For the first few months, almost all his sleep was either co-sleeping (common in Europe, but it never felt safe to me), or in the presence of an awake parent (holding, carrier, stroller, car). For a while, we had some success putting him down after he fell asleep and him staying asleep for a few hours, but it would often take a long time to get him into a deep-enough sleep that he would staying sleeping upon being put down.
I eventually strongly suggested sleep training. I read stuff online, Emily Oster and others, and figured we should give the Ferber method a try.
My wife didn't like it; I found it difficult too, and actually I caved on night 3, even though it was kind of working at other times. But I regret caving and think we should have continued.
But our state-issued parenting advisor recommended a gentler method which I can't see working; it rewards his crying with attention; lo and behold, he cries every time he wakes up alone.
Now my wife and I are at odds; It's been 2 weeks of this with little-to-no improvement. She is getting less sleep than I am.
3 older women in my life whose opinions I respect (mother, aunt, landlady) all say we just need to do sleep training properly and stick to it.
The modern Zeitgeist says that sleep training is cruel, even if the studies don't. My wife's friends and family are on her side too. My wife was worrying that the 3 nights we did of Ferber method have ruined our son completely (on all 3 days after he was in a great mood all day...).
Good old topic. Authoritarian VS liberal parenting.
I'm on team strict.

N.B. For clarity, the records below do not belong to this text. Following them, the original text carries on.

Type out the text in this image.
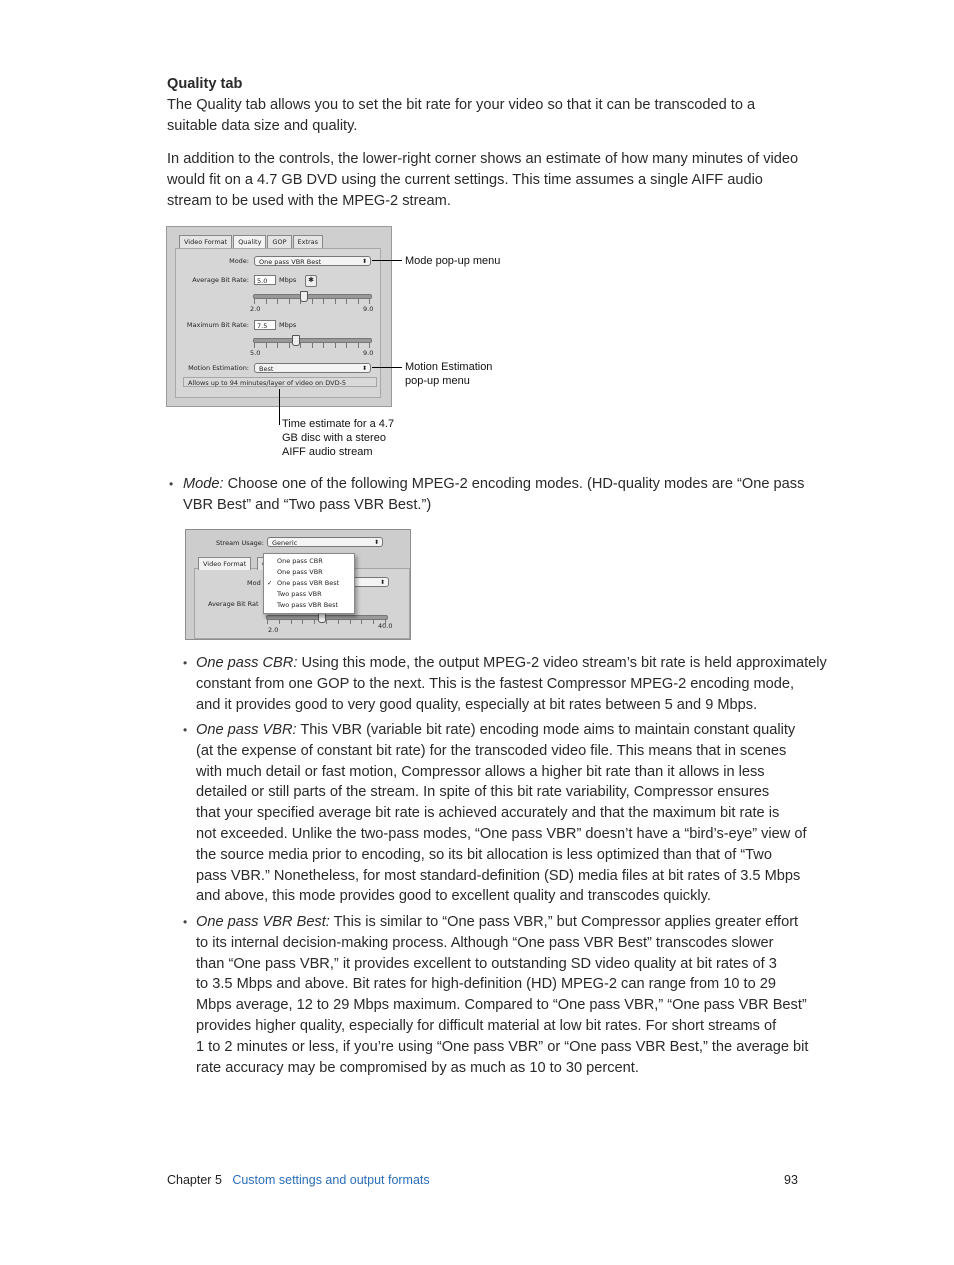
Quality tab
The Quality tab allows you to set the bit rate for your video so that it can be transcoded to a suitable data size and quality.
In addition to the controls, the lower-right corner shows an estimate of how many minutes of video would fit on a 4.7 GB DVD using the current settings. This time assumes a single AIFF audio stream to be used with the MPEG-2 stream.
Video Format	Quality	GOP	Extras
Mode:	One pass VBR Best	⬍
Average Bit Rate:	5.0	Mbps	✱
2.0	9.0
Maximum Bit Rate:	7.5	Mbps
5.0	9.0
Motion Estimation:	Best	⬍
Allows up to 94 minutes/layer of video on DVD-5
Mode pop-up menu
Motion Estimation
pop-up menu
Time estimate for a 4.7
GB disc with a stereo
AIFF audio stream
• Mode: Choose one of the following MPEG-2 encoding modes. (HD-quality modes are “One pass
VBR Best” and “Two pass VBR Best.”)
Stream Usage:	Generic	⬍
Video Format
Mod	⬍
Average Bit Rat
2.0	40.0
One pass CBR
One pass VBR
✓ One pass VBR Best
Two pass VBR
Two pass VBR Best
• One pass CBR: Using this mode, the output MPEG-2 video stream’s bit rate is held approximately
constant from one GOP to the next. This is the fastest Compressor MPEG-2 encoding mode,
and it provides good to very good quality, especially at bit rates between 5 and 9 Mbps.
• One pass VBR: This VBR (variable bit rate) encoding mode aims to maintain constant quality
(at the expense of constant bit rate) for the transcoded video file. This means that in scenes
with much detail or fast motion, Compressor allows a higher bit rate than it allows in less
detailed or still parts of the stream. In spite of this bit rate variability, Compressor ensures
that your specified average bit rate is achieved accurately and that the maximum bit rate is
not exceeded. Unlike the two-pass modes, “One pass VBR” doesn’t have a “bird’s-eye” view of
the source media prior to encoding, so its bit allocation is less optimized than that of “Two
pass VBR.” Nonetheless, for most standard-definition (SD) media files at bit rates of 3.5 Mbps
and above, this mode provides good to excellent quality and transcodes quickly.
• One pass VBR Best: This is similar to “One pass VBR,” but Compressor applies greater effort
to its internal decision-making process. Although “One pass VBR Best” transcodes slower
than “One pass VBR,” it provides excellent to outstanding SD video quality at bit rates of 3
to 3.5 Mbps and above. Bit rates for high-definition (HD) MPEG-2 can range from 10 to 29
Mbps average, 12 to 29 Mbps maximum. Compared to “One pass VBR,” “One pass VBR Best”
provides higher quality, especially for difficult material at low bit rates. For short streams of
1 to 2 minutes or less, if you’re using “One pass VBR” or “One pass VBR Best,” the average bit
rate accuracy may be compromised by as much as 10 to 30 percent.
Chapter 5 Custom settings and output formats	93
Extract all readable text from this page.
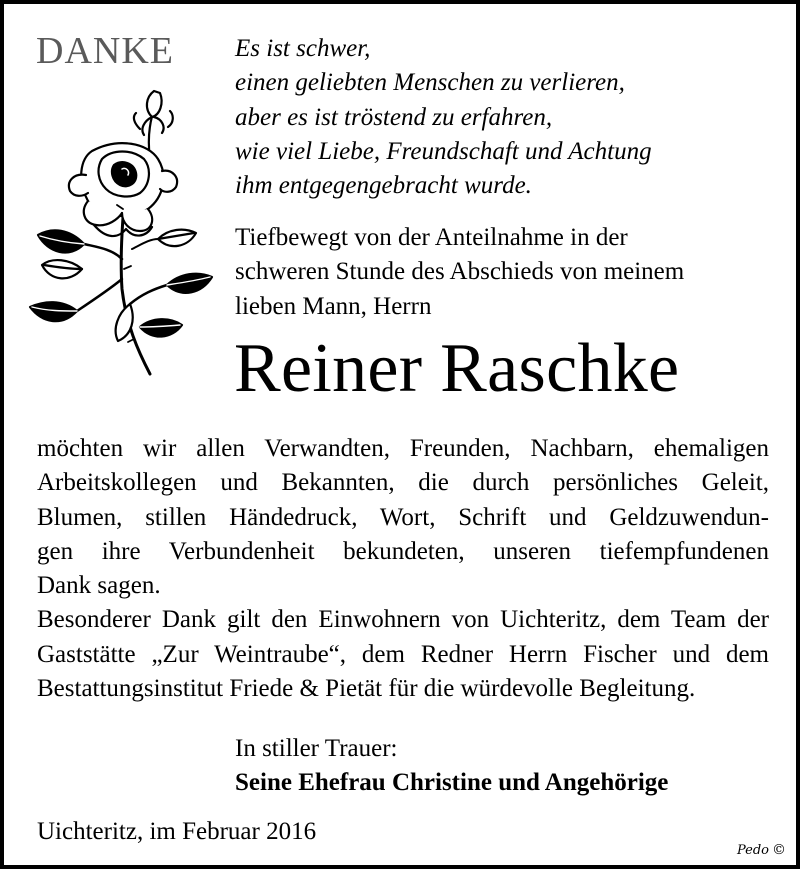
DANKE Es ist schwer,
einen geliebten Menschen zu verlieren,
aber es ist tröstend zu erfahren,
wie viel Liebe, Freundschaft und Achtung
ihm entgegengebracht wurde.
Tiefbewegt von der Anteilnahme in der
schweren Stunde des Abschieds von meinem
lieben Mann, Herrn
Reiner Raschke
möchten wir allen Verwandten, Freunden, Nachbarn, ehemaligen
Arbeitskollegen und Bekannten, die durch persönliches Geleit,
Blumen, stillen Händedruck, Wort, Schrift und Geldzuwendun-
gen ihre Verbundenheit bekundeten, unseren tiefempfundenen
Dank sagen.
Besonderer Dank gilt den Einwohnern von Uichteritz, dem Team der
Gaststätte „Zur Weintraube“, dem Redner Herrn Fischer und dem
Bestattungsinstitut Friede & Pietät für die würdevolle Begleitung.
In stiller Trauer:
Seine Ehefrau Christine und Angehörige
Uichteritz, im Februar 2016
Pedo ©
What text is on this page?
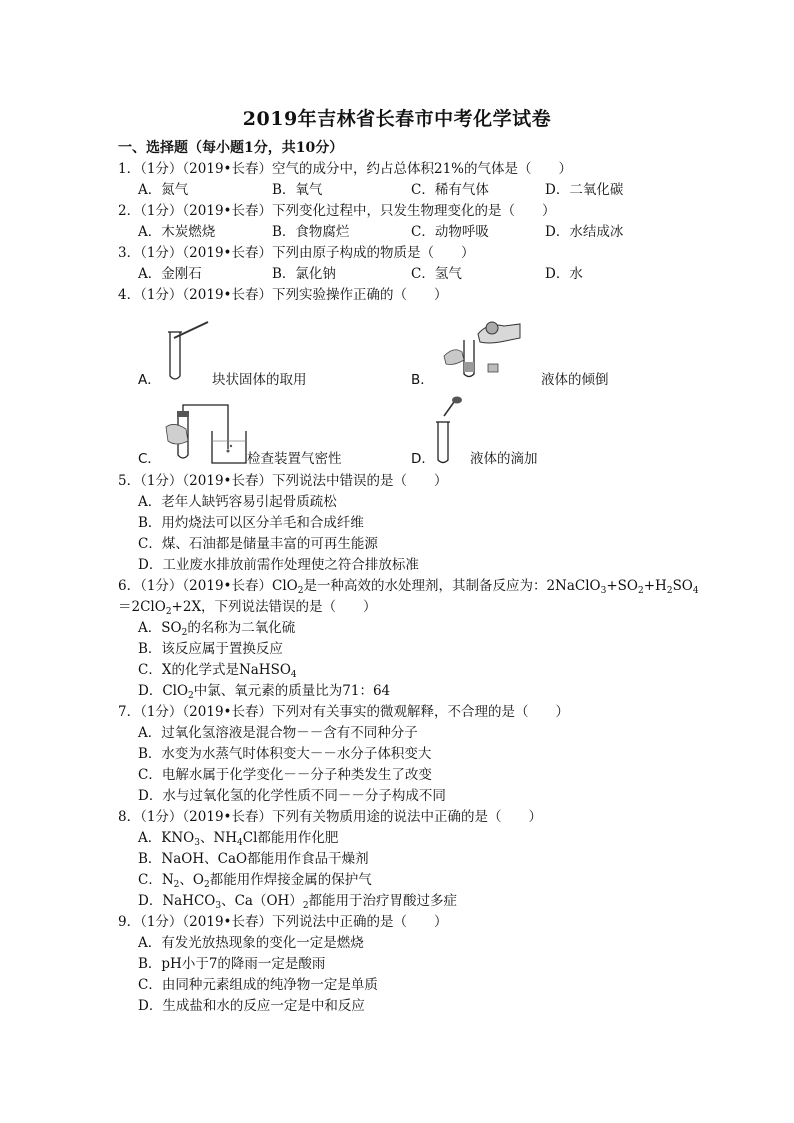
2019年吉林省长春市中考化学试卷
一、选择题（每小题1分，共10分）
1．（1分）（2019•长春）空气的成分中，约占总体积21%的气体是（　　）
A．氮气	B．氧气	C．稀有气体	D．二氧化碳
2．（1分）（2019•长春）下列变化过程中，只发生物理变化的是（　　）
A．木炭燃烧	B．食物腐烂	C．动物呼吸	D．水结成冰
3．（1分）（2019•长春）下列由原子构成的物质是（　　）
A．金刚石	B．氯化钠	C．氢气	D．水
4．（1分）（2019•长春）下列实验操作正确的（　　）
A．	块状固体的取用	B．	液体的倾倒
C．	检查装置气密性	D．	液体的滴加
5．（1分）（2019•长春）下列说法中错误的是（　　）
A．老年人缺钙容易引起骨质疏松
B．用灼烧法可以区分羊毛和合成纤维
C．煤、石油都是储量丰富的可再生能源
D．工业废水排放前需作处理使之符合排放标准
6．（1分）（2019•长春）ClO$_2$是一种高效的水处理剂，其制备反应为：$2NaClO_3+SO_2+H_2SO_4$
＝2ClO$_2$+2X，下列说法错误的是（　　）
A．$SO_2$的名称为二氧化硫
B．该反应属于置换反应
C．X的化学式是NaHSO$_4$
D．ClO$_2$中氯、氧元素的质量比为71：64
7．（1分）（2019•长春）下列对有关事实的微观解释，不合理的是（　　）
A．过氧化氢溶液是混合物－－含有不同种分子
B．水变为水蒸气时体积变大－－水分子体积变大
C．电解水属于化学变化－－分子种类发生了改变
D．水与过氧化氢的化学性质不同－－分子构成不同
8．（1分）（2019•长春）下列有关物质用途的说法中正确的是（　　）
A．$KNO_3$、$NH_4Cl$都能用作化肥
B．NaOH、CaO都能用作食品干燥剂
C．$N_2$、$O_2$都能用作焊接金属的保护气
D．NaHCO$_3$、$Ca(OH)_2$都能用于治疗胃酸过多症
9．（1分）（2019•长春）下列说法中正确的是（　　）
A．有发光放热现象的变化一定是燃烧
B．pH小于7的降雨一定是酸雨
C．由同种元素组成的纯净物一定是单质
D．生成盐和水的反应一定是中和反应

It seems to work, get results right away and forms beneficial habits, and while it supposedly traumatizes the child, I think that's either untrue or insignificant compared to the obvious advantages for everyone involved.
My wife and her family, of course, are on team OH GOD DO WHATEVER THE CHILD WANTS OR ELSE SHE WILL BE RUINED FOREVER. I think this mode of thinking is obviously wrong in every way (history, incentives, habit-forming, observable effects, the parenting histories of the people saying so), but what do I know.
Not to mention it’s extremely stressful and labor-intensive on the parents. And given that the evidence on the kid’s future well-being is inconclusive, that is the main thing.
They’re doing liberalism wrong. Liberalism is rooted in a profound lazyness. ‘laissez faire’, let [things] do, let it be. It’s like old hippies ‘free range’ education, not this micromanaging shit.